Thirty-three years after the demise of the Grenada Revolution, there is only nostalgia about the period as the surviving principal figures are now mere shadows of themselves.
A handful of them still harbour thoughts of political power by joining the two mainstream political parties – the New National Party (NNP) firmly under the grips of Prime Minister Dr. Keith Mitchell and the National Democratic Congress (NDC).
The closest of the former leftists to achieving political power as the Prime Minister is Nazim Burke who now heads Congress after taking over from Tillman Thomas who quit frontline politics about two years ago.
Burke is no longer considered as far-left and would have been forced to moderate his views since the vast majority of Congress supporters are Middle Class persons who are not interested in leftwing dogma.
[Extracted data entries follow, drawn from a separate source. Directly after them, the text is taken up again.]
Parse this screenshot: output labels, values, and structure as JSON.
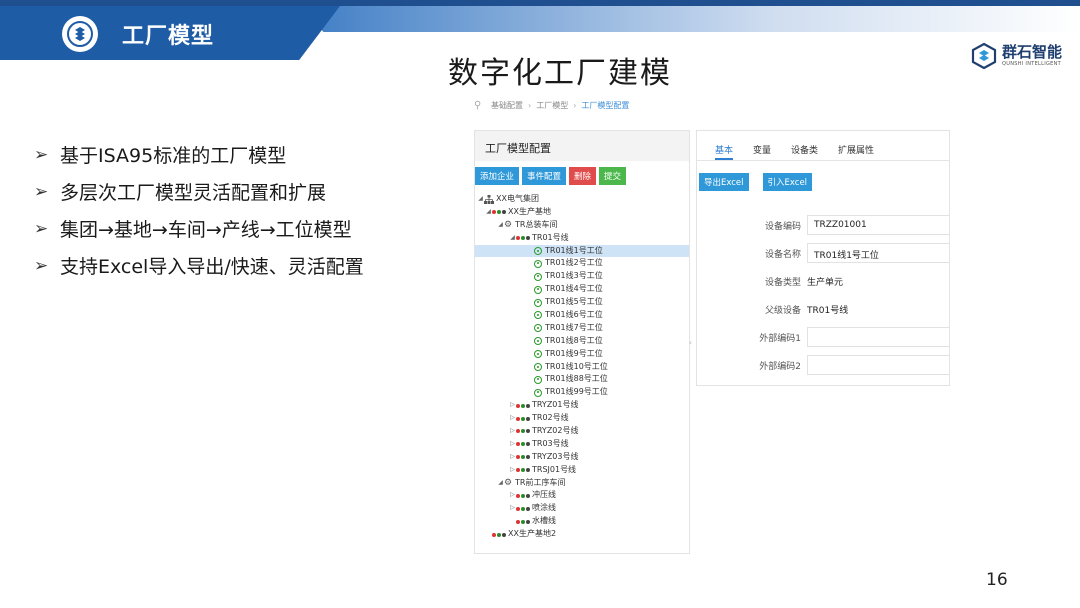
{
  "header": {
    "title": "工厂模型"
  },
  "brand": {
    "name_cn": "群石智能",
    "name_en": "QUNSHI INTELLIGENT"
  },
  "main_title": "数字化工厂建模",
  "bullets": [
    "基于ISA95标准的工厂模型",
    "多层次工厂模型灵活配置和扩展",
    "集团→基地→车间→产线→工位模型",
    "支持Excel导入导出/快速、灵活配置"
  ],
  "page_number": "16",
  "app": {
    "breadcrumb": [
      "基础配置",
      "工厂模型",
      "工厂模型配置"
    ],
    "left_panel": {
      "title": "工厂模型配置",
      "buttons": {
        "add": "添加企业",
        "event": "事件配置",
        "delete": "删除",
        "submit": "提交"
      },
      "tree": [
        {
          "label": "XX电气集团",
          "level": 0,
          "icon": "org-icon",
          "toggle": "expanded"
        },
        {
          "label": "XX生产基地",
          "level": 1,
          "icon": "dots-icon",
          "toggle": "expanded"
        },
        {
          "label": "TR总装车间",
          "level": 2,
          "icon": "gear-icon",
          "toggle": "expanded"
        },
        {
          "label": "TR01号线",
          "level": 3,
          "icon": "dots-icon",
          "toggle": "expanded"
        },
        {
          "label": "TR01线1号工位",
          "level": 4,
          "icon": "station-icon",
          "toggle": "none",
          "selected": true
        },
        {
          "label": "TR01线2号工位",
          "level": 4,
          "icon": "station-icon",
          "toggle": "none"
        },
        {
          "label": "TR01线3号工位",
          "level": 4,
          "icon": "station-icon",
          "toggle": "none"
        },
        {
          "label": "TR01线4号工位",
          "level": 4,
          "icon": "station-icon",
          "toggle": "none"
        },
        {
          "label": "TR01线5号工位",
          "level": 4,
          "icon": "station-icon",
          "toggle": "none"
        },
        {
          "label": "TR01线6号工位",
          "level": 4,
          "icon": "station-icon",
          "toggle": "none"
        },
        {
          "label": "TR01线7号工位",
          "level": 4,
          "icon": "station-icon",
          "toggle": "none"
        },
        {
          "label": "TR01线8号工位",
          "level": 4,
          "icon": "station-icon",
          "toggle": "none"
        },
        {
          "label": "TR01线9号工位",
          "level": 4,
          "icon": "station-icon",
          "toggle": "none"
        },
        {
          "label": "TR01线10号工位",
          "level": 4,
          "icon": "station-icon",
          "toggle": "none"
        },
        {
          "label": "TR01线88号工位",
          "level": 4,
          "icon": "station-icon",
          "toggle": "none"
        },
        {
          "label": "TR01线99号工位",
          "level": 4,
          "icon": "station-icon",
          "toggle": "none"
        },
        {
          "label": "TRYZ01号线",
          "level": 3,
          "icon": "dots-icon",
          "toggle": "collapsed"
        },
        {
          "label": "TR02号线",
          "level": 3,
          "icon": "dots-icon",
          "toggle": "collapsed"
        },
        {
          "label": "TRYZ02号线",
          "level": 3,
          "icon": "dots-icon",
          "toggle": "collapsed"
        },
        {
          "label": "TR03号线",
          "level": 3,
          "icon": "dots-icon",
          "toggle": "collapsed"
        },
        {
          "label": "TRYZ03号线",
          "level": 3,
          "icon": "dots-icon",
          "toggle": "collapsed"
        },
        {
          "label": "TRSJ01号线",
          "level": 3,
          "icon": "dots-icon",
          "toggle": "collapsed"
        },
        {
          "label": "TR前工序车间",
          "level": 2,
          "icon": "gear-icon",
          "toggle": "expanded"
        },
        {
          "label": "冲压线",
          "level": 3,
          "icon": "dots-icon",
          "toggle": "collapsed"
        },
        {
          "label": "喷涂线",
          "level": 3,
          "icon": "dots-icon",
          "toggle": "collapsed"
        },
        {
          "label": "水槽线",
          "level": 3,
          "icon": "dots-icon",
          "toggle": "none"
        },
        {
          "label": "XX生产基地2",
          "level": 1,
          "icon": "dots-icon",
          "toggle": "none"
        }
      ]
    },
    "right_panel": {
      "tabs": [
        "基本",
        "变量",
        "设备类",
        "扩展属性"
      ],
      "active_tab": "基本",
      "buttons": {
        "export": "导出Excel",
        "import": "引入Excel"
      },
      "fields": [
        {
          "label": "设备编码",
          "value": "TRZZ01001",
          "boxed": true
        },
        {
          "label": "设备名称",
          "value": "TR01线1号工位",
          "boxed": true
        },
        {
          "label": "设备类型",
          "value": "生产单元",
          "boxed": false
        },
        {
          "label": "父级设备",
          "value": "TR01号线",
          "boxed": false
        },
        {
          "label": "外部编码1",
          "value": "",
          "boxed": true
        },
        {
          "label": "外部编码2",
          "value": "",
          "boxed": true
        }
      ]
    }
  },
  "colors": {
    "header_blue": "#1f5ca6",
    "accent_blue": "#2f98d8",
    "delete_red": "#e04b4b",
    "submit_green": "#4cb84c",
    "selected_row": "#cfe3f6"
  }
}
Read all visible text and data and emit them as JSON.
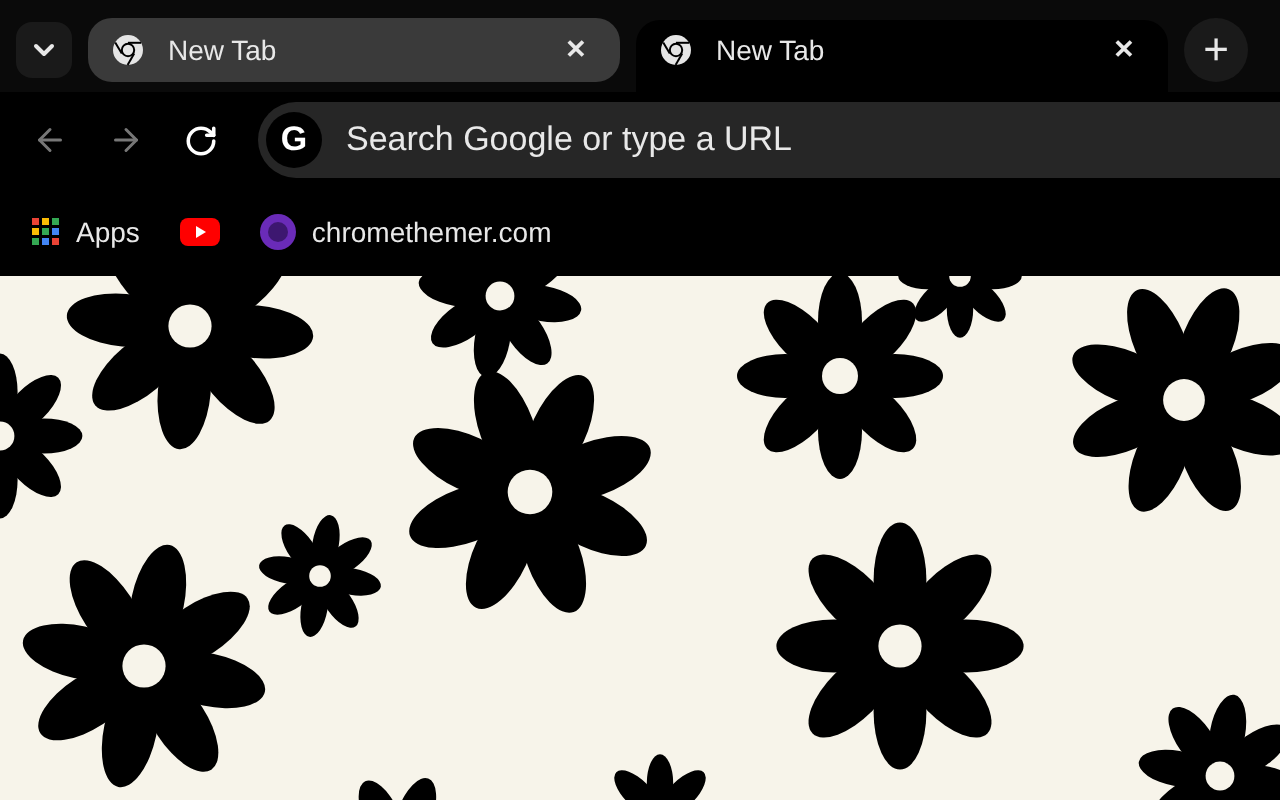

As a matter of fact the world has changed so drastically from what it looked like in the 1980’s with the collapse of the Soviet Empire and the fall of the Berlin Wall and the emergence of China as a major force on the world scene.
The remnants of the Grenada left have seemingly converted to some form of capitalism given the life-style and disposition of so many of them.
The colonial wig is now sitting prominently on the head of Trade Unionist, Chester Humphrey who was once firmly opposed to the Westminster style of Parliamentary democratic government.
And Bishop’s Chief bodyguard, Cletus St. Paul is now holding a security position under current Prime Minister Dr. Keith Mitchell who used to be frequently ostracized during the 1979-83 Grenada Revolution as a so-called CIA operative.
Another of the revolutionary figures who can be seen sitting close to PM Mitchell at NNP Executive party meetings is the former Army officer, Captain Peter David, once a bitter foe of the Grenadian leader.
David, the former General Secretary and Foreign Minister under the 2008-13 Congress government, is now a bitter enemy of his one close ideological colleague Nazim Burke.
He is now part of the NNP machinery that is seeking to crush Burke
politically in an effort to make sure that he cannot use the Congress platform to become the Prime Minister of the country.
Some credit must be given to PM Mitchell for successfully exploiting the ambitions of both Burke and David within Congress and splitting them in such a manner that NDC fell from power in 2013.
The Burke/David split should leave no one in doubt that the Grenada Revolutionaries can become easily divided by personal ambitions and ideological divisions.
THE NEW TODAY holds the view that the collapse of the 1979-83 Marxist experiment of the New Jewel Movement-led People’s Revolutionary Government was more ideological and not something plotted in Washington by the mighty United States government.
The proof came in a publication called “The Missing Link” that was written inside the Richmond Hill prison by John “Chalkie” Ventour, the former Trade Union leader who was among the 17 persons convicted for Bishop’s murder at Fort George.
It came out quite clear in the document that there was a faction within the NJM Central Committee that was opposed to the growing Cuban influence in the Grenada Revolution.
This group, which would have involved the likes of Coard, and top army officers Ewart “Headache” Layne, Liam “Owusu” James and Leon “Bogo” Cornwall favoured the Marxist-Leninist principle of Democratic Centralism as practiced in the then Soviet Union by the ruling communists.
These so-called hardliners belonged to Coard’s study group known as OREL and felt that the Cubans were setting up Bishop to operate as a Maximum Leader along the lines of Fidel Castro.
A study of “The Missing Link” will give scholars a good insight into the mindset of the main players that were on centre stage in the unfolding of the bloody events in Grenada some 33 years ago.
Those who subscribed to Democratic Centralism in the NJM Central Committee poured scorn on Castro and Cuba’s resident Ambassador, Julian Torres Rizo and aligned themselves with Moscow’s main man in the Caribbean, the doctrinaire, Dr. Trevor Munroe of the now defunct Workers Party of Jamaica.
As Grenada looks down the road, this newspaper cannot see on the horizon anything that will take place in Spice Country in the immediate future that will pose a threat to Westminster democracy.
The Grenada left is too weak and divided to challenge for State power in the political scheme of things.
The small Maurice Bishop Patriotic Movement (MBPM) has been wiped off the map and most of its members are now giving support just like the Coard group to either NNP or NDC.
However, those who adhere to the democratic way of life have a responsibility and duty to “deliver” to the masses in terms of employment opportunities, containment of rising cost of living and ensuring real and constant growth in the economy in order to ensure that conditions are not created for left-wingers to see an opening that can be so easily exploited.